Renaissance Village residents

I was particularly intrigued by how well the film works as both an informational document and as a slice-of-life character study. Renaissance Village offers an educational and well-paced examination of the interaction between FEMA and the citizens of the trailer park, while benefitting a great deal from the authoritative narration of Wendell Pierce (HBO’s The Wire). This large-scale narrative serves as the structure for the film and holds everything together, creating plenty of well-contained gaps for Chasnoff to fill through intimate interviews with a variety of colorful individuals.

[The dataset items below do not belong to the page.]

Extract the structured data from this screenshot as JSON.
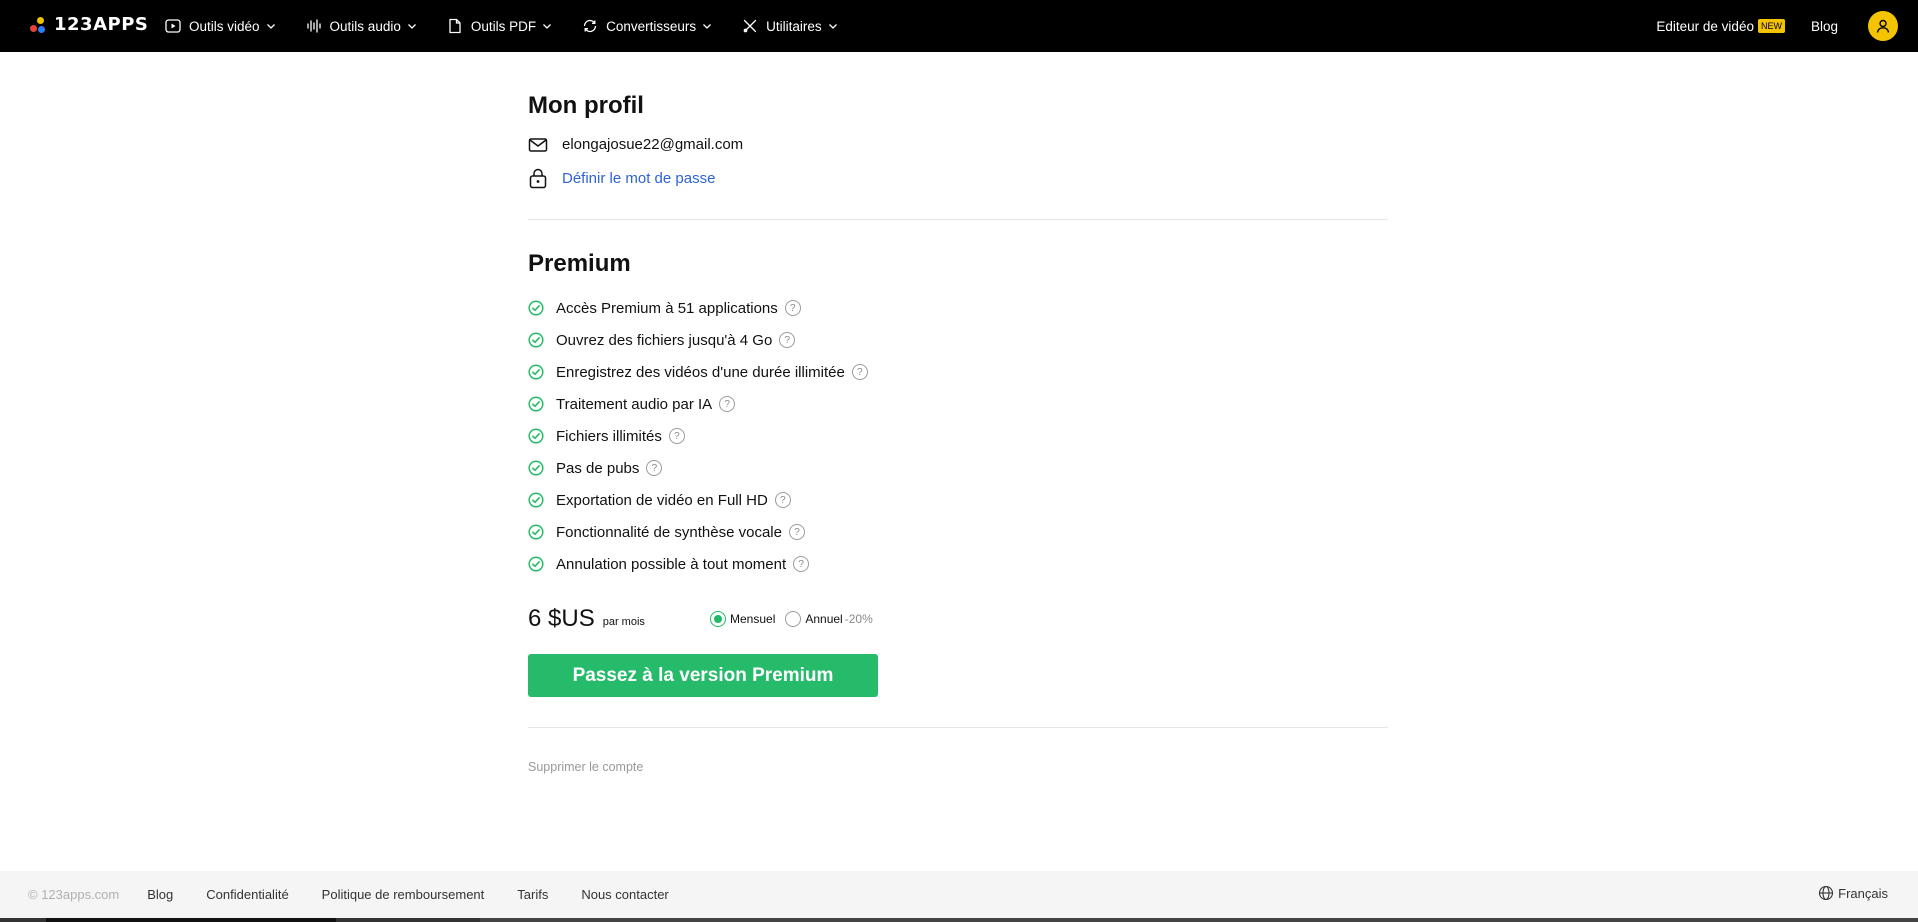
{
  "brand": {
    "logo_text": "123APPS"
  },
  "nav": {
    "items": [
      {
        "label": "Outils vidéo",
        "icon": "play-icon"
      },
      {
        "label": "Outils audio",
        "icon": "waveform-icon"
      },
      {
        "label": "Outils PDF",
        "icon": "document-icon"
      },
      {
        "label": "Convertisseurs",
        "icon": "convert-icon"
      },
      {
        "label": "Utilitaires",
        "icon": "tools-icon"
      }
    ],
    "editor_label": "Editeur de vidéo",
    "editor_badge": "NEW",
    "blog_label": "Blog"
  },
  "profile": {
    "title": "Mon profil",
    "email": "elongajosue22@gmail.com",
    "set_password_label": "Définir le mot de passe"
  },
  "premium": {
    "title": "Premium",
    "features": [
      "Accès Premium à 51 applications",
      "Ouvrez des fichiers jusqu'à 4 Go",
      "Enregistrez des vidéos d'une durée illimitée",
      "Traitement audio par IA",
      "Fichiers illimités",
      "Pas de pubs",
      "Exportation de vidéo en Full HD",
      "Fonctionnalité de synthèse vocale",
      "Annulation possible à tout moment"
    ],
    "help_glyph": "?",
    "price": "6 $US",
    "per_month": "par mois",
    "billing": {
      "monthly_label": "Mensuel",
      "annual_label": "Annuel",
      "annual_discount": "-20%",
      "selected": "Mensuel"
    },
    "cta_label": "Passez à la version Premium"
  },
  "account": {
    "delete_label": "Supprimer le compte"
  },
  "footer": {
    "copyright": "© 123apps.com",
    "links": [
      "Blog",
      "Confidentialité",
      "Politique de remboursement",
      "Tarifs",
      "Nous contacter"
    ],
    "language": "Français"
  },
  "colors": {
    "topbar": "#000000",
    "accent_green": "#26bb6a",
    "link_blue": "#2e63d8",
    "badge_yellow": "#f5c400"
  }
}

Renaissance Village president Wilbert Ross

The people populating Renaissance Village are well-selected. Some are intelligent, others a bit clueless, but all are compelling and sympathetic. The most vocal is Wilbert Ross, the passionate president of Renaissance Village. He obviously has deep levels of compassion for all of the struggling residents in the trailer park, and dedicates much of his time to semi-successful efforts in bringing everyone together to achieve common goals. We also meet Herbert, aka “The Candyman,” who is thrown out of the trailer park for setting up a store that sold candy and snacks to residents. One of the film’s most powerful moments comes from a woman named Thelma, who quietly recalls a terrifying memory of violent racism that she witnessed during her childhood. We quickly begin to care about these people.

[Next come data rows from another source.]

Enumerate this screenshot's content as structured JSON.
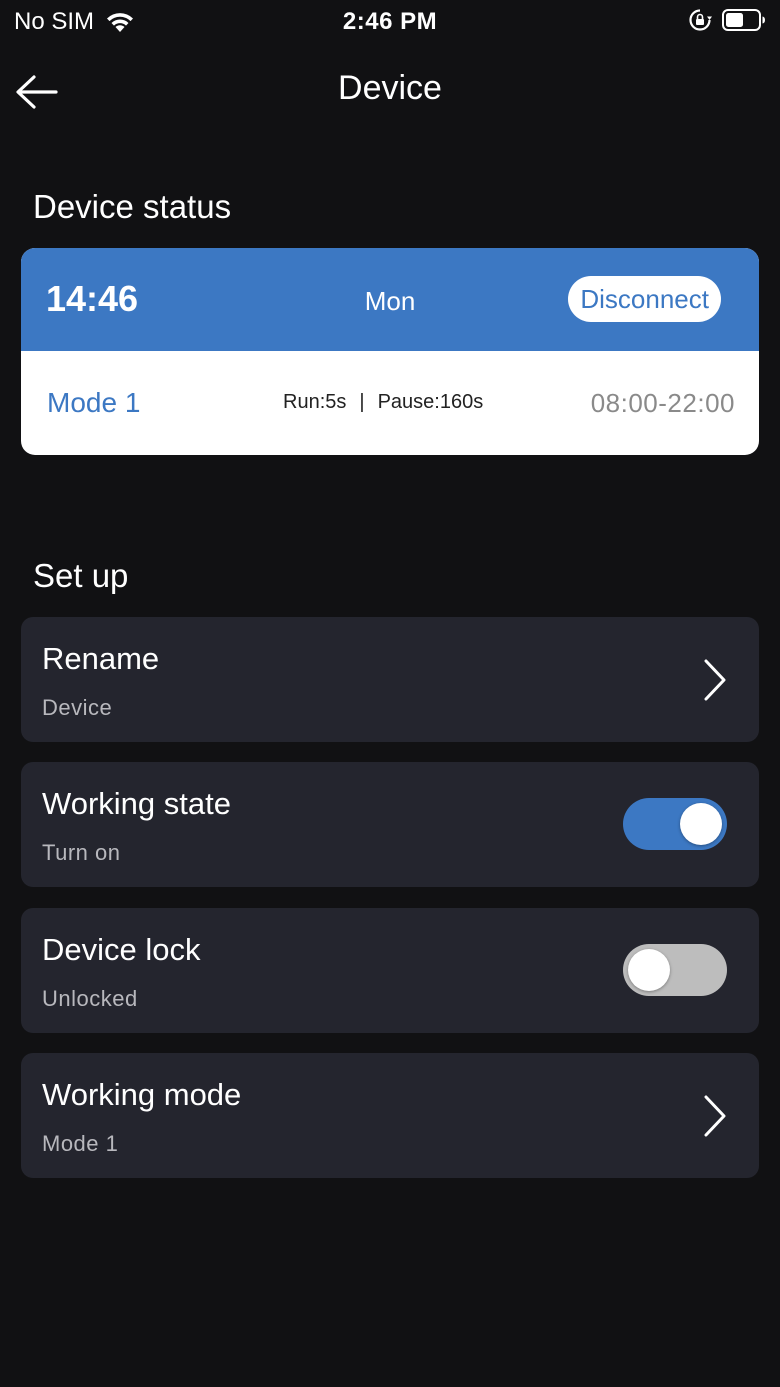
{
  "status_bar": {
    "carrier": "No SIM",
    "time": "2:46 PM",
    "icons": [
      "wifi-icon",
      "orientation-lock-icon",
      "battery-icon"
    ]
  },
  "nav": {
    "title": "Device",
    "back_icon": "arrow-left-icon"
  },
  "device_status": {
    "section_title": "Device status",
    "time": "14:46",
    "day": "Mon",
    "disconnect_label": "Disconnect",
    "mode": "Mode 1",
    "run": "Run:5s",
    "separator": "|",
    "pause": "Pause:160s",
    "time_range": "08:00-22:00",
    "accent_color": "#3c78c3"
  },
  "setup": {
    "section_title": "Set up",
    "rows": [
      {
        "title": "Rename",
        "subtitle": "Device",
        "control": "chevron-right-icon"
      },
      {
        "title": "Working state",
        "subtitle": "Turn on",
        "control": "toggle",
        "toggle_on": true
      },
      {
        "title": "Device lock",
        "subtitle": "Unlocked",
        "control": "toggle",
        "toggle_on": false
      },
      {
        "title": "Working mode",
        "subtitle": "Mode 1",
        "control": "chevron-right-icon"
      }
    ]
  }
}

Renaissance Village FEMA communications

Obviously, the scales are tilted in favor of the people, as opposed to FEMA and government officials. However, the film doesn’t attempt to oversimplify anything. There are instances when people are causing their own problems, and others in which FEMA’s big mistakes are simply the result of mismanaged good intentions. Thankfully, the film lets people on both sides speak for themselves. When Pierce steps in to narrate, it’s only to provide information and facts, not to sermonize. The result is a solid documentary that manages to avoid many of the obvious pitfalls of the genre.

Despite a few moments that seem to meander just a little, Renaissance Village is recommended viewing, and achieves the considerable feat of being politically thought-provoking while retaining a notable measure of objectivity.